Il reconnut alors madame Desfayes, s’avançant sur le même trottoir, accompagnée de sa bonne et de son enfant.

À l’aspect de son ennemie, qui, avec un regard insultant et un sourire ironique, la regardait, Claire détourna les yeux ; et à mesure que ses pas, comme malgré elle, la rapprochaient de cette femme, elle devenait extrêmement pâle. Madame Fonjallaz, au moment où elles se croisèrent, laissa échapper un ricanement, et dit, assez haut pour être entendue :

— Peuh ! Mon Père ! qu’est-ce que c’est que cet enfant-là ? C’est de la famille des singes !

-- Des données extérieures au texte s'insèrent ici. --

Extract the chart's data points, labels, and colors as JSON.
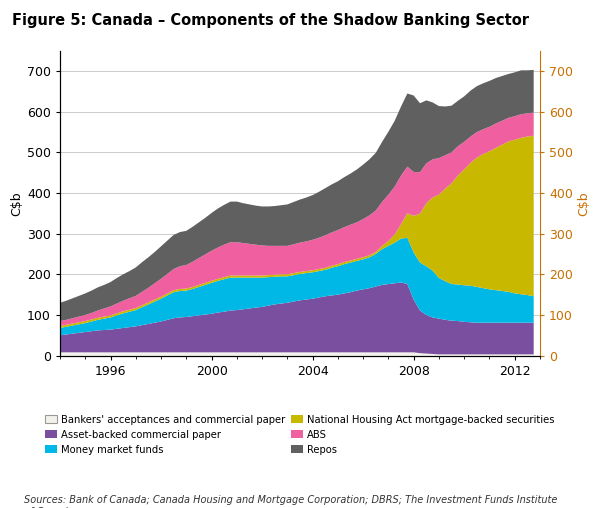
{
  "title": "Figure 5: Canada – Components of the Shadow Banking Sector",
  "ylabel_left": "C$b",
  "ylabel_right": "C$b",
  "sources": "Sources: Bank of Canada; Canada Housing and Mortgage Corporation; DBRS; The Investment Funds Institute\nof Canada",
  "ylim": [
    0,
    750
  ],
  "yticks": [
    0,
    100,
    200,
    300,
    400,
    500,
    600,
    700
  ],
  "xlim": [
    1994.0,
    2013.0
  ],
  "xticks": [
    1996,
    2000,
    2004,
    2008,
    2012
  ],
  "years": [
    1994.0,
    1994.25,
    1994.5,
    1994.75,
    1995.0,
    1995.25,
    1995.5,
    1995.75,
    1996.0,
    1996.25,
    1996.5,
    1996.75,
    1997.0,
    1997.25,
    1997.5,
    1997.75,
    1998.0,
    1998.25,
    1998.5,
    1998.75,
    1999.0,
    1999.25,
    1999.5,
    1999.75,
    2000.0,
    2000.25,
    2000.5,
    2000.75,
    2001.0,
    2001.25,
    2001.5,
    2001.75,
    2002.0,
    2002.25,
    2002.5,
    2002.75,
    2003.0,
    2003.25,
    2003.5,
    2003.75,
    2004.0,
    2004.25,
    2004.5,
    2004.75,
    2005.0,
    2005.25,
    2005.5,
    2005.75,
    2006.0,
    2006.25,
    2006.5,
    2006.75,
    2007.0,
    2007.25,
    2007.5,
    2007.75,
    2008.0,
    2008.25,
    2008.5,
    2008.75,
    2009.0,
    2009.25,
    2009.5,
    2009.75,
    2010.0,
    2010.25,
    2010.5,
    2010.75,
    2011.0,
    2011.25,
    2011.5,
    2011.75,
    2012.0,
    2012.25,
    2012.5,
    2012.75
  ],
  "bankers": [
    8,
    8,
    8,
    8,
    8,
    8,
    8,
    8,
    8,
    8,
    8,
    8,
    8,
    8,
    8,
    8,
    8,
    8,
    8,
    8,
    8,
    8,
    8,
    8,
    8,
    8,
    8,
    8,
    8,
    8,
    8,
    8,
    8,
    8,
    8,
    8,
    8,
    8,
    8,
    8,
    8,
    8,
    8,
    8,
    8,
    8,
    8,
    8,
    8,
    8,
    8,
    8,
    8,
    8,
    8,
    8,
    8,
    6,
    5,
    4,
    3,
    3,
    3,
    3,
    3,
    3,
    3,
    3,
    3,
    3,
    3,
    3,
    3,
    3,
    3,
    3
  ],
  "abcp": [
    42,
    44,
    46,
    48,
    50,
    52,
    54,
    55,
    56,
    58,
    60,
    62,
    64,
    67,
    70,
    73,
    76,
    80,
    84,
    86,
    87,
    89,
    91,
    93,
    95,
    98,
    100,
    103,
    104,
    106,
    108,
    110,
    112,
    115,
    118,
    120,
    122,
    125,
    128,
    130,
    132,
    135,
    138,
    140,
    142,
    145,
    148,
    152,
    155,
    158,
    162,
    166,
    168,
    170,
    172,
    168,
    130,
    105,
    95,
    90,
    88,
    85,
    83,
    82,
    80,
    79,
    78,
    78,
    78,
    78,
    78,
    78,
    78,
    78,
    78,
    78
  ],
  "mmf": [
    18,
    19,
    20,
    21,
    22,
    24,
    26,
    28,
    30,
    33,
    36,
    38,
    40,
    44,
    48,
    52,
    56,
    60,
    64,
    65,
    65,
    67,
    70,
    73,
    76,
    78,
    80,
    81,
    80,
    78,
    76,
    74,
    72,
    70,
    68,
    67,
    65,
    65,
    65,
    65,
    65,
    65,
    65,
    68,
    70,
    72,
    73,
    73,
    74,
    76,
    80,
    88,
    94,
    100,
    108,
    114,
    116,
    118,
    120,
    115,
    100,
    95,
    90,
    90,
    90,
    90,
    88,
    85,
    82,
    80,
    78,
    76,
    72,
    70,
    68,
    65
  ],
  "nha_mbs": [
    5,
    5,
    5,
    5,
    5,
    5,
    5,
    5,
    5,
    5,
    5,
    5,
    5,
    5,
    5,
    5,
    5,
    5,
    5,
    5,
    5,
    5,
    5,
    5,
    5,
    5,
    5,
    5,
    5,
    5,
    5,
    5,
    5,
    5,
    5,
    5,
    5,
    5,
    5,
    5,
    5,
    5,
    5,
    5,
    5,
    5,
    5,
    5,
    5,
    5,
    5,
    8,
    12,
    20,
    35,
    60,
    90,
    120,
    155,
    180,
    205,
    228,
    248,
    268,
    285,
    302,
    318,
    330,
    340,
    350,
    360,
    370,
    378,
    385,
    390,
    395
  ],
  "abs": [
    12,
    12,
    13,
    14,
    15,
    16,
    18,
    20,
    22,
    24,
    26,
    28,
    30,
    33,
    36,
    40,
    44,
    48,
    52,
    56,
    58,
    62,
    66,
    70,
    74,
    77,
    80,
    82,
    82,
    80,
    78,
    76,
    74,
    72,
    71,
    70,
    70,
    71,
    72,
    73,
    75,
    77,
    80,
    82,
    84,
    86,
    88,
    90,
    94,
    98,
    102,
    108,
    114,
    118,
    120,
    115,
    108,
    102,
    98,
    94,
    90,
    82,
    76,
    72,
    68,
    65,
    63,
    61,
    60,
    60,
    59,
    58,
    58,
    58,
    57,
    57
  ],
  "repos": [
    45,
    47,
    49,
    51,
    53,
    55,
    57,
    58,
    60,
    63,
    65,
    67,
    70,
    73,
    75,
    77,
    80,
    82,
    84,
    84,
    84,
    86,
    88,
    90,
    93,
    96,
    98,
    100,
    100,
    98,
    97,
    96,
    96,
    97,
    98,
    100,
    102,
    104,
    106,
    108,
    110,
    113,
    116,
    118,
    120,
    123,
    126,
    130,
    134,
    138,
    142,
    148,
    155,
    162,
    170,
    180,
    188,
    170,
    155,
    140,
    128,
    120,
    115,
    112,
    112,
    113,
    113,
    113,
    113,
    112,
    110,
    108,
    108,
    108,
    106,
    105
  ],
  "colors": {
    "bankers": "#f2f2ea",
    "abcp": "#7b4fa0",
    "mmf": "#00b8e6",
    "nha_mbs": "#c8b800",
    "abs": "#f060a0",
    "repos": "#606060"
  },
  "legend": [
    {
      "label": "Bankers' acceptances and commercial paper",
      "color": "#f2f2ea",
      "edgecolor": "#999999"
    },
    {
      "label": "Asset-backed commercial paper",
      "color": "#7b4fa0"
    },
    {
      "label": "Money market funds",
      "color": "#00b8e6"
    },
    {
      "label": "National Housing Act mortgage-backed securities",
      "color": "#c8b800"
    },
    {
      "label": "ABS",
      "color": "#f060a0"
    },
    {
      "label": "Repos",
      "color": "#606060"
    }
  ]
}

Et lançant un éclat de rire, qui atteignit comme une flèche le pauvre groupe fuyant :

— Où vont-ils comme ça ? Ah ! je le sais, dans le jardin de madame Renaud, voir M. Camille. Mais, je vous le demande, ça se comprend-il ? Une femme bâtie de la sorte, une vraie Grandvaux, une fille d’usurier, largement nourrie du bien des autres, oser faire de pareils enfants ! N’est-ce pas une honte ?

— Méchante ! dit Monadier. Ce n’est pas bien à vous de vous moquer d’elle. Après tout, que savez-vous si ce n’est pas aussi la faute de Desfayes ?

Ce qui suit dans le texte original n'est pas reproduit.